A Comprehensive Evaluation of the Impact on Tor Network Anonymity Caused by ShadowBridge
摘要
Tor bridges play an important role in the Tor network, yet a comprehensive security evaluation of these nodes has been largely overlooked. This paper presents our findings which uncover the existence of a specific subset of bridges, named ShadowBridges. These ShadowBridges actively redirect user traffic to subsequent hidden nodes, without the user’s awareness or consent. To address the lack of thorough security assessment of bridges, we conducted an evaluation of these ShadowBridges, and have engineered BridgeSniffer, a detection tool that operates through a collaborative effort between Tor clients and relays. Our deployment of BridgeSniffer has led to the identification of 90 hidden nodes across 9 countries, 17 Autonomous Systems (ASes), along with 47 ShadowBridges.

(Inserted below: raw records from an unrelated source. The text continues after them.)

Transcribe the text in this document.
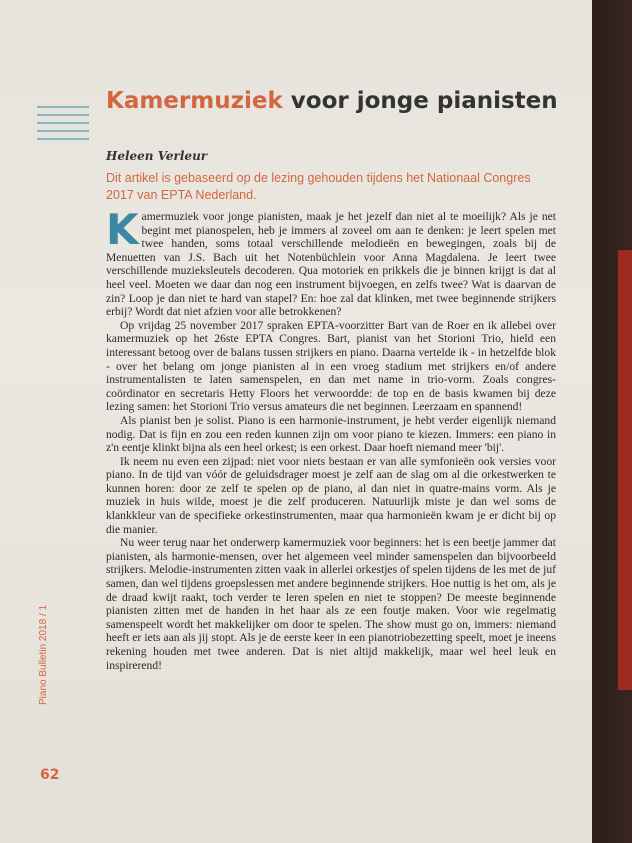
Kamermuziek voor jonge pianisten
Heleen Verleur
Dit artikel is gebaseerd op de lezing gehouden tijdens het Nationaal Congres 2017 van EPTA Nederland.

Kamermuziek voor jonge pianisten, maak je het jezelf dan niet al te moeilijk? Als je net begint met pianospelen, heb je immers al zoveel om aan te denken: je leert spelen met twee handen, soms totaal verschillende melodieën en bewegingen, zoals bij de Menuetten van J.S. Bach uit het Notenbüchlein voor Anna Magdalena. Je leert twee verschillende muzieksleutels decoderen. Qua motoriek en prikkels die je binnen krijgt is dat al heel veel. Moeten we daar dan nog een instrument bijvoegen, en zelfs twee? Wat is daarvan de zin? Loop je dan niet te hard van stapel? En: hoe zal dat klinken, met twee beginnende strijkers erbij? Wordt dat niet afzien voor alle betrokkenen?

Op vrijdag 25 november 2017 spraken EPTA-voorzitter Bart van de Roer en ik allebei over kamermuziek op het 26ste EPTA Congres. Bart, pianist van het Storioni Trio, hield een interessant betoog over de balans tussen strijkers en piano. Daarna vertelde ik - in hetzelfde blok - over het belang om jonge pianisten al in een vroeg stadium met strijkers en/of andere instrumentalisten te laten samenspelen, en dan met name in trio-vorm. Zoals congres-coördinator en secretaris Hetty Floors het verwoordde: de top en de basis kwamen bij deze lezing samen: het Storioni Trio versus amateurs die net beginnen. Leerzaam en spannend!

Als pianist ben je solist. Piano is een harmonie-instrument, je hebt verder eigenlijk niemand nodig. Dat is fijn en zou een reden kunnen zijn om voor piano te kiezen. Immers: een piano in z'n eentje klinkt bijna als een heel orkest; is een orkest. Daar hoeft niemand meer 'bij'.

Ik neem nu even een zijpad: niet voor niets bestaan er van alle symfonieën ook versies voor piano. In de tijd van vóór de geluidsdrager moest je zelf aan de slag om al die orkestwerken te kunnen horen: door ze zelf te spelen op de piano, al dan niet in quatre-mains vorm. Als je muziek in huis wilde, moest je die zelf produceren. Natuurlijk miste je dan wel soms de klankkleur van de specifieke orkestinstrumenten, maar qua harmonieën kwam je er dicht bij op die manier.

Nu weer terug naar het onderwerp kamermuziek voor beginners: het is een beetje jammer dat pianisten, als harmonie-mensen, over het algemeen veel minder samenspelen dan bijvoorbeeld strijkers. Melodie-instrumenten zitten vaak in allerlei orkestjes of spelen tijdens de les met de juf samen, dan wel tijdens groepslessen met andere beginnende strijkers. Hoe nuttig is het om, als je de draad kwijt raakt, toch verder te leren spelen en niet te stoppen? De meeste beginnende pianisten zitten met de handen in het haar als ze een foutje maken. Voor wie regelmatig samenspeelt wordt het makkelijker om door te spelen. The show must go on, immers: niemand heeft er iets aan als jij stopt. Als je de eerste keer in een pianotriobezetting speelt, moet je ineens rekening houden met twee anderen. Dat is niet altijd makkelijk, maar wel heel leuk en inspirerend!

Piano Bulletin 2018 / 1
62
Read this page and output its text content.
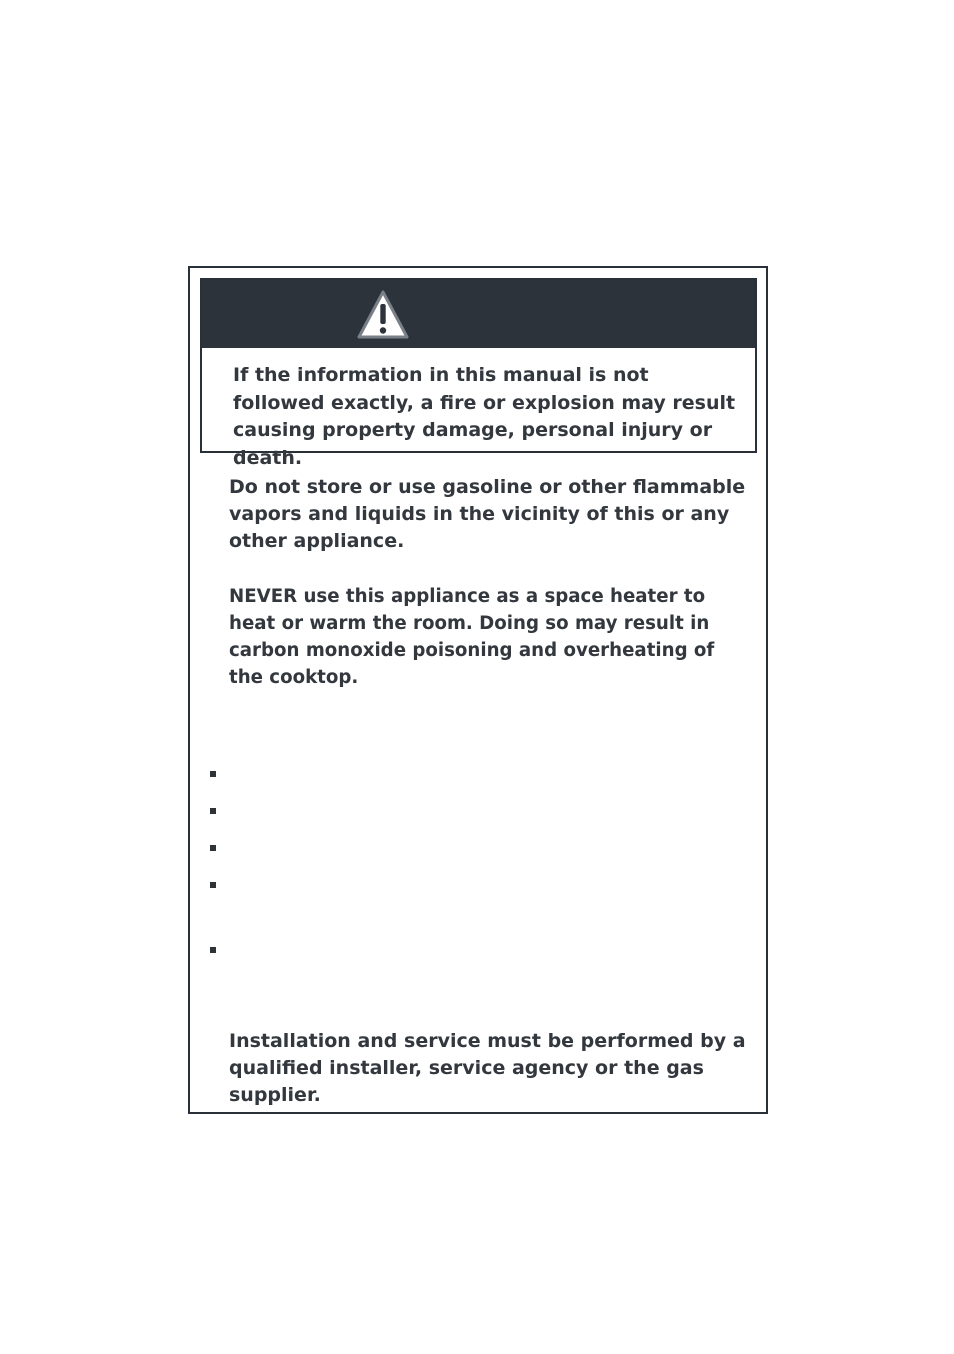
If the information in this manual is not followed exactly, a fire or explosion may result causing property damage, personal injury or death.

Do not store or use gasoline or other flammable vapors and liquids in the vicinity of this or any other appliance.

NEVER use this appliance as a space heater to heat or warm the room. Doing so may result in carbon monoxide poisoning and overheating of the cooktop.

Installation and service must be performed by a qualified installer, service agency or the gas supplier.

Our analyses suggest that these ShadowBridges have been found to exhibit familial relationships, with a one-many family identified comprising 58 hidden node members. Our experimental findings reveal that ShadowBridges have led to a 30.8% increase in the number of ASes capable of monitoring user traffic, and improved the ability of 4.6% AS attackers to launch traffic confirmation attacks. In addition to these security concerns, ShadowBridges have been demonstrated to negatively affect the Tor network’s performance, evidenced by an increase in transmission delay across Tor circuits.